Jean-Claude Grumberg: Survivance (Quand la terre était plate)

Maxime, Suzanne et Jean-Claude Grumberg © Jean-Claude Grumberg / "La librairie du XXIe siècle" / éditions du Seuil

Comment raconter l’histoire quand la plupart des éléments manquent ? Comment dire ce que l’on ne sait pas ? Non pas écrire ce que l’on sait mais ce que l’on ne sait pas, parce que l’on ne sait pas, parce que l’on ne peut alors pas écrire.

Dans Quand la terre était plate, Jean-Claude Grumberg pose ces questions de manière très concrète : comment écrire l’histoire de la mère, l’histoire de la déportation du père, l’histoire de la famille exilée, raflée, assassinée – et l’histoire des survivant.e.s : le frère, la mère, Jean-Claude Grumberg lui-même ? Et sans doute que le terme d’histoire ici ne convient pas, qu’il ne rend pas compte du type de récit qui est possible.

La condition de ce livre est celle de la « littérature de la Shoah », même si le livre, par la chronologie qu’il mobilise et par sa narration, embrasse une période et une dimension plus larges : la vie à Paris dans les années 1920, 1930, 1940 ; la vie des classes populaires ; l’antisémitisme récurrent ; la subjectivité d’un enfant ; la généalogie familiale ; etc. La mémoire disponible est fragmentaire, faite de souvenirs plus ou moins vagues autant que d’ignorance, de trous, d’absence : il ne reste rien, ou si peu, tel récit n’a jamais été dit, telle personne n’a pas été suffisamment évoquée, voire pas du tout…

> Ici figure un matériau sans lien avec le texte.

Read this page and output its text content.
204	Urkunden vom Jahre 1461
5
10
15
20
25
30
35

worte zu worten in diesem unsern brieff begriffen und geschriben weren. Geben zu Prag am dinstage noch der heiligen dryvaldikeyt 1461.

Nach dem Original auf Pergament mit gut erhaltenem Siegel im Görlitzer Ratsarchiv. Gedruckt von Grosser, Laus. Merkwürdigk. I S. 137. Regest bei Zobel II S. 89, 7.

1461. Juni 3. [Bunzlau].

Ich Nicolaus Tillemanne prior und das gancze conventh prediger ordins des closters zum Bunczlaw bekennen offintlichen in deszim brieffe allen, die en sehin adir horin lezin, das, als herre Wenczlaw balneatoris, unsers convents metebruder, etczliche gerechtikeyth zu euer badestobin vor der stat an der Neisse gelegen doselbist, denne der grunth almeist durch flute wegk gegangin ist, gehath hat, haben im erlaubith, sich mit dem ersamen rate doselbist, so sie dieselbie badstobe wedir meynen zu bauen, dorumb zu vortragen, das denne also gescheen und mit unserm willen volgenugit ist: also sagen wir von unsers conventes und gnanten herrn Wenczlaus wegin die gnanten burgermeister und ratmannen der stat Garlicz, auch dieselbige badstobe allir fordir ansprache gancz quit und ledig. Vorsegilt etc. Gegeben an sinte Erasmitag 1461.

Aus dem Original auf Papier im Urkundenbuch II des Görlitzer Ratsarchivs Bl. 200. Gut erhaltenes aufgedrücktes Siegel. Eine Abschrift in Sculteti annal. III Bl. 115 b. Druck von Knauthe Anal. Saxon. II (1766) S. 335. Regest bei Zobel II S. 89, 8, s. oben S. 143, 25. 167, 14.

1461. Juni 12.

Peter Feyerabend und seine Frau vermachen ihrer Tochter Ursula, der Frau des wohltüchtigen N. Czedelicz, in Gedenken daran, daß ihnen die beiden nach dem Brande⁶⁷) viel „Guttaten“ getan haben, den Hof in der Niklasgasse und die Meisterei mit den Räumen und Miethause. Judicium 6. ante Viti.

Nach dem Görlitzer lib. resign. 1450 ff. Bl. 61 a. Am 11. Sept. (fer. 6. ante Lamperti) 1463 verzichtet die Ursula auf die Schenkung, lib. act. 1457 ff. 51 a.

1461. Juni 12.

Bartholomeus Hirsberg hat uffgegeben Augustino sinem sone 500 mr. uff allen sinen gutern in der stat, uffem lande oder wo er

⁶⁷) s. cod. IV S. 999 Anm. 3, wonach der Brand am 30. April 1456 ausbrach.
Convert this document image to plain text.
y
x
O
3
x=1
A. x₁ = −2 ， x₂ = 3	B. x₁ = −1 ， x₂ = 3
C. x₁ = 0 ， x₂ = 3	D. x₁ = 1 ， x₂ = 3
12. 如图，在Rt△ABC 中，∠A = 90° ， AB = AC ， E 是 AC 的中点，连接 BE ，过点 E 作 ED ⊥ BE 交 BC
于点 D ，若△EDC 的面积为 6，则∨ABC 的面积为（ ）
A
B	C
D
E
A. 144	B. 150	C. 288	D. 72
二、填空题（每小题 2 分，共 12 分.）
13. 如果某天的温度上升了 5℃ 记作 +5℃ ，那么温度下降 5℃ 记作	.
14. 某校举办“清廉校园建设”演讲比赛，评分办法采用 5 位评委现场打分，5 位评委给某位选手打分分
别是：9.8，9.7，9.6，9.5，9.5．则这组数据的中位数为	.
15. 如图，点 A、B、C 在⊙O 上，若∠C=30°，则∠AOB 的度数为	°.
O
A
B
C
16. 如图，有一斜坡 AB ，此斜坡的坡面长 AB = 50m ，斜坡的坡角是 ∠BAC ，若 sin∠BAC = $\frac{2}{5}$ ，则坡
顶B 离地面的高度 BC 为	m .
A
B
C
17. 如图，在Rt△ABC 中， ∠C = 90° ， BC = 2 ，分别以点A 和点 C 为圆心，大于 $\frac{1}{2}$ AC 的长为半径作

L’écrivain n’est pas un historien, il ne lui appartient pas de reconstituer ce qui a eu lieu, de l’expliquer. Ce qu’il fait, c’est travailler avec des bouts de ceci, des morceaux de cela, avec des fragments, des lambeaux, des choses floues qu’il invoque, active, relie comme il peut, interroge (« Le soir même Zacharie était à Drancy et trois jours après… »). Il n’y a pas d’enquête proprement dite mais un effort d’attention à tel détail ou pour rappeler telle anecdote, un essai de mise en rapport de tel élément avec tel autre, le lien se faisant surtout par des affects, par l’émotion, par un point de vue très subjectif, pour développer une caractéristique de tel individu en particulier, etc. Le texte écrit ne peut que laisser toute sa place à ce qui n’est pas dit et ne peut pas l’être, au lacunaire, au discontinu, à l’espace vide de l’absence et de l’ignorance (« D’ailleurs, soyons précis, elle parlait le moins possible de ‘ça’. Très peu de gens parlaient de ‘ça’ »).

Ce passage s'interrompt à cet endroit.